Social [In]Security: A large spread in the "Ideas" section of the Boston Globe this weekend featured an infotorial (now in the pay-only archives) by Dean Baker and Mark Weisbrot of CEPR in which they argue, in effect, that Social Security reform is a sop by the GOP to financial big boys. (Never you mind that the late Pat Moynahan, who was anything but in bed with Wall Street, was one of the first to point to the coming trust fund deficit.) Beyond that, Baker and Weisbrot's analysis is so full of holes that it's a wonder that it was run by any self-respecting editor. Some examples:

The "war against Social Security" is based on a shortfall, within 75 years, of "three-quarters of one percent of our national income," by which I assume they mean GDP, which shortfall will have to be covered out of general revenue via higher taxes. (Three-quarters of 1% appears to come out to about $100 billion, which is about enough to float 1 million retired baby boomers for one year, at today's rates -- which will be laughable 30 years from now, even at a low rate of inflation.) First of all, that kind of share of GDP is "huge" and "risky" when it's in the form of a tax cut instead of a tax hike. (Plus, run it through some dynamic analysis and you might find it does nearly as much harm as good.) Second, and more to the point, it's a weaselly statistic, since the important relationship is between revenue and shortfall, not GDP and shortfall.

Real-wage growth, they argue, will more than offset any tax bite to cover the trust fund deficit. That's possible, but in the next paragraph the authors steal that possibility when they note that the 30-year U.S. trend of real-wage stagnation makes Social Security all the more necessary. So which is it, boys? Can we grow our way out of the crisis or not?

The authors also aim to debunk a number of "accounting tricks" that reformers use to bolster their arguments. They say that reformers point to the fact that demographics suggest that we will move from an earners-to-recipients ratio of 3-1 today to 2-1 in 2035, then they claim (again) that increases in wages and productivity will cover demographic shifts. First of all, they cherry pick their numbers. Reformers are more likely to point to the 16-1 ratio in 1950 and the 5-1 ratio in 1960 (perhaps you see a pattern emerging?), and to the further demographic trends that threaten Social Security, like retirees living longer after retirement. Baker and Weisbrot's argument seems to be that this ship is seaworthy by redefining the meaning of "hull."

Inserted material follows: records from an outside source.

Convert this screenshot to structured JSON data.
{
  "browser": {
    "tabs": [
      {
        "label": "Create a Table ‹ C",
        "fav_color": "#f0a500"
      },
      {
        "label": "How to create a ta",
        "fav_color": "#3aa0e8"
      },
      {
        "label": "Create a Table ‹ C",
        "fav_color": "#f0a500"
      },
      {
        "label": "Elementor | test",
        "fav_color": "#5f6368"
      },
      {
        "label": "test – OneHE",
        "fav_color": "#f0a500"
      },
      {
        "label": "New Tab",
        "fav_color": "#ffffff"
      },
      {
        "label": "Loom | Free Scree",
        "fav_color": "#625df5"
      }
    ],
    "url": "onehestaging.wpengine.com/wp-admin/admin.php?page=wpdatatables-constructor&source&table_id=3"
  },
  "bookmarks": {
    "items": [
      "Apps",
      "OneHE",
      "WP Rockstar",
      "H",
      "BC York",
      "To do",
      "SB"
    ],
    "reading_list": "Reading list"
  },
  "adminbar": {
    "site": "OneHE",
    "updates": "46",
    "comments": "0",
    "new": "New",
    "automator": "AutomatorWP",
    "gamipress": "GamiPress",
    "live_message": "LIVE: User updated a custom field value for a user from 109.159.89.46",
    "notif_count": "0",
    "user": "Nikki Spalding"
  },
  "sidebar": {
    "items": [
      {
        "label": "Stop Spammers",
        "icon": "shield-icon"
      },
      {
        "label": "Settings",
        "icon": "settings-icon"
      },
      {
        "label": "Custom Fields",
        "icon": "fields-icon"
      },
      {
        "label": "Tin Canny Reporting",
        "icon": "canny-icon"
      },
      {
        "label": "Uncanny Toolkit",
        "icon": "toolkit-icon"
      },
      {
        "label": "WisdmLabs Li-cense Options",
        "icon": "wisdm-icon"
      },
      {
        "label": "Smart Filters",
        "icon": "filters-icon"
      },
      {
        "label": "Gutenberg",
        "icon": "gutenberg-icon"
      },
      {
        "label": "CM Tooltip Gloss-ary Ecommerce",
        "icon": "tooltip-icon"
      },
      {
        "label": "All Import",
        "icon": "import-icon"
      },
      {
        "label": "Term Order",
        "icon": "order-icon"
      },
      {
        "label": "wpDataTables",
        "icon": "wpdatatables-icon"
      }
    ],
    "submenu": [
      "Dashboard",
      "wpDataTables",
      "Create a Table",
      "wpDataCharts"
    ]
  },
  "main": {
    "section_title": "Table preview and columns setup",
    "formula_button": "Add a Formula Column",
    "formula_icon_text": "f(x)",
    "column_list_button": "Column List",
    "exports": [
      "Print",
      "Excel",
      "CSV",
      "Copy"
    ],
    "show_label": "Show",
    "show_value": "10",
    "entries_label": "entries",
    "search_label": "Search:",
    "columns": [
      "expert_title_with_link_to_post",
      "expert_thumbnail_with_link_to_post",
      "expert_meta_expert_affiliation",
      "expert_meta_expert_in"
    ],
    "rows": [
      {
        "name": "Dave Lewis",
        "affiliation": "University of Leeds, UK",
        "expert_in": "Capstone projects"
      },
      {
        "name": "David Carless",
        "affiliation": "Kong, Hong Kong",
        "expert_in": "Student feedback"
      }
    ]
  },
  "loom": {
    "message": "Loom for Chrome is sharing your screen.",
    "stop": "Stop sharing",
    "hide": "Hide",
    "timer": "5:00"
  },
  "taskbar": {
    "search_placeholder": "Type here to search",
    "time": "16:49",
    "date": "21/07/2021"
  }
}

Another "trick," the authors say, is that the trust fund is "disparaged" as a box of IOUs. (It is exactly that.) "The bonds held by the Social Security Trust Fund," they say, "are backed by the full faith and credit of the US government, and it is a bit ridiculous to suggest that our government would default on them." Wow. Straw Man Alert! I don't recall anyone saying that default was the problem. The problem will be the costs associated with not defaulting. The trust fund took in the Social Security withholdings and loaned it to the Treasury, which promptly spent it. So the only accounting "trick" here is in the hands of the authors when they say that the trust fund contains securities "amounting to $1.5 trillion and growing by $200 billion a year." The only thing growing by $200 billion a year is the debt on the trust fund. When those securities are called due to pay benefits, guess where it'll come from. General tax increases. As noted before, the authors call it a "relatively small" tax increase needed to cover the shortfall. But remember that it is a tax in perpetuity, not a one-time hit to cover an anomalous shortfall. And this will not "pay for" Social Security. It will simply be a necessary complement to what is already drained from your paycheck as Social Security contributions.

This is ridiculous stuff, and the Globe should be ashamed for running it. Even the GAO sees the need for reform, and the GAO is not exactly known for being packed with fire-breathing Friedmanites.